An Interview with Sandeep Kondaveeti, Research and Development Scientist at Teva Pharmaceuticals

Sandeep Kondaveeti

We sat down over a virtual cup of coffee to interview Sandeep Kondaveeti, Research and Development Scientist at Teva Pharmaceuticals. His research expertise is in synthesis and characterization of inorganic / organic compounds, nano-materials, and protein complexes.

Editor:
I understand you currently work in the area of biological drug product development and formulation; can you tell us more about your primary area of research, what are your primary goals in formulation of biotherapeutics?

Sandeep Kondaveeti:
As part of the drug product development and operations team, we develop biopharmaceutical formulations and manufacturing processes to deliver high quality drug products to the patients. More specifically, we are focused on fundamental and mechanistic understanding of the chemical interactions within biopharmaceutical formulations. Ultimately, our goal is to develop formulation strategies to achieve long-term protein stability and minimize the risk of drug product quality throughout the process development cycle.

Editor:
How has the industry changed in recent years, and what is the impact of new technologies on your research?

Sandeep Kondaveeti:
My experience in formulation development is relatively new and based on present work formulation development of monoclonal antibodies incorporates many standard analytical biochemical and biophysical methods traditionally applied for protein characterization. Originally, many of these methods were developed in a relatively low-throughput format to be used on samples containing high amounts of protein, but effective screening of multiple formulation conditions requires methods that can generate information fast using low amounts of protein available without significantly sacrificing accuracy, precision, and specificity. We have seen significant advances in new technologies in recent years where biophysical characterization is possible with small amounts of protein (microliters) in high throughput fashion with complete automation from data acquisition to data analysis.

Editor:
What are some of the primary analytical challenges you face in developing new drug products?

Sandeep Kondaveeti:
As mentioned earlier, early phase development of a protein formulation requires extensive screening of formulation conditions and possesses challenges due to material constraints and faster timelines. To overcome these challenges, we are developing a high throughput formulation platform where we are employing statistical study design and automation workflows to perform sample preparation and buffer exchange steps which are most labor intensive and can dramatically speed up the development process.

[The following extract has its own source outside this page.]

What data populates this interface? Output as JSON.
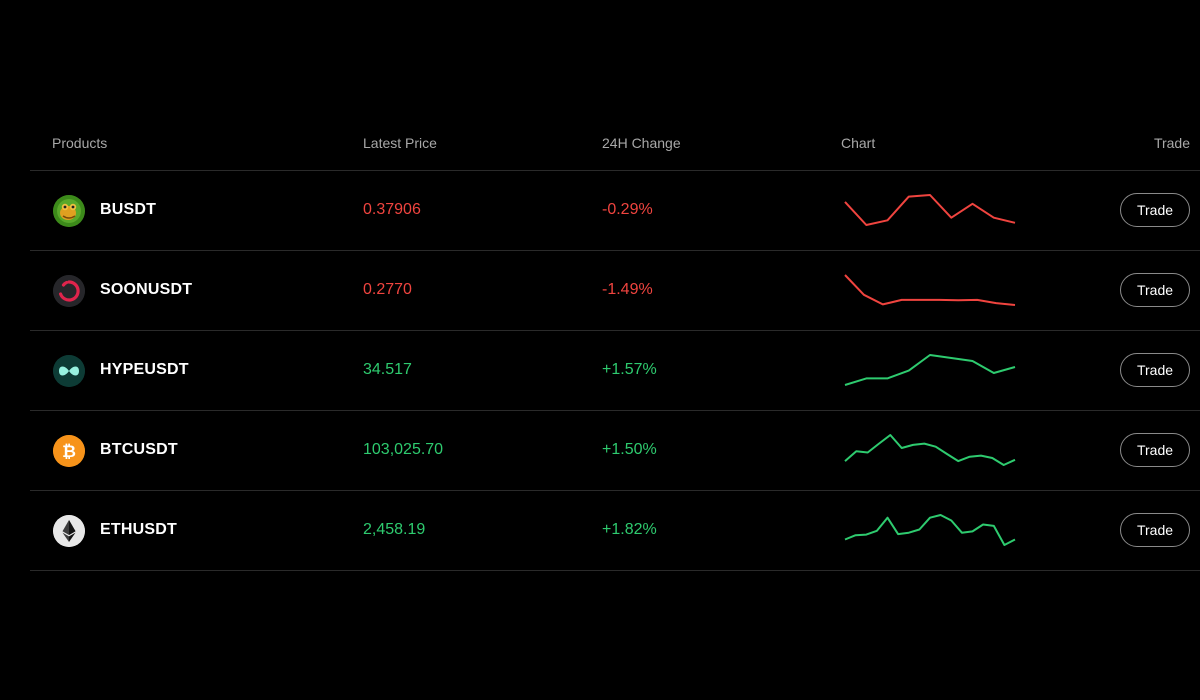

Also, critical to this platform development are availability of high throughput analytical methods that can provide fast, accurate results with good precision and resolution. We are currently focused on addressing these issues and continuously adopting new technologies for accurate characterization of biopharmaceutical products.

Editor:
What toolbox of technologies do you use to characterize proteins?

Sandeep Kondaveeti:
We use several different overlapping and orthogonal technologies to analyze proteins because we are interested in all aspects of protein stability and function. To successfully use antibody-based biologic therapeutics, it is necessary to maintain conformational, chemical, and colloidal integrity during all steps of the development, manufacturing, and commercialization processes. So it is critical to have information on multidimensional properties of protein and their dependence on both formulation and stress factors since different conditions can affect different aspects of protein stability. For example, we use size exclusion chromatography to analyze purity and assess soluble aggregates, differential scanning calorimetry to assess thermal stability, dynamic light scattering tools to investigate colloidal stability, Infrared and circular dichroism spectroscopy to understand secondary and tertiary structure. We also perform particle analysis to understand interfacial stability.

Editor:
How important is the measurement and understanding of protein secondary structure on the formulation of biopharmaceutical?

Sandeep Kondaveeti:
During formulation screening various stress conditions such as elevated temperature, shear stress, chemical agents and surface or interface interactions are employed which can lead to structural changes and may have significant consequences on the stability and function of biotherapeutics. It is important to understand and monitor the secondary structure as they are relatively easy to perform and are good indicators of protein conformational stability and aggregation.

Editor:
How are you deploying MMS in your research and what benefits would it provide?

Sandeep Kondaveeti:
We are incorporating MMS technology to our current high throughput formulation platform to study high order structural changes and monitor stability of different formulation samples. We are very excited since we can now develop 96-well plate workflow to screen multiple formulation conditions with complete automation including data analysis. More importantly, this was the first time that we could analyze these samples directly in the different buffers and at various concentrations particularly when sample amounts are limited which is very challenging to perform using traditional FTIR technique.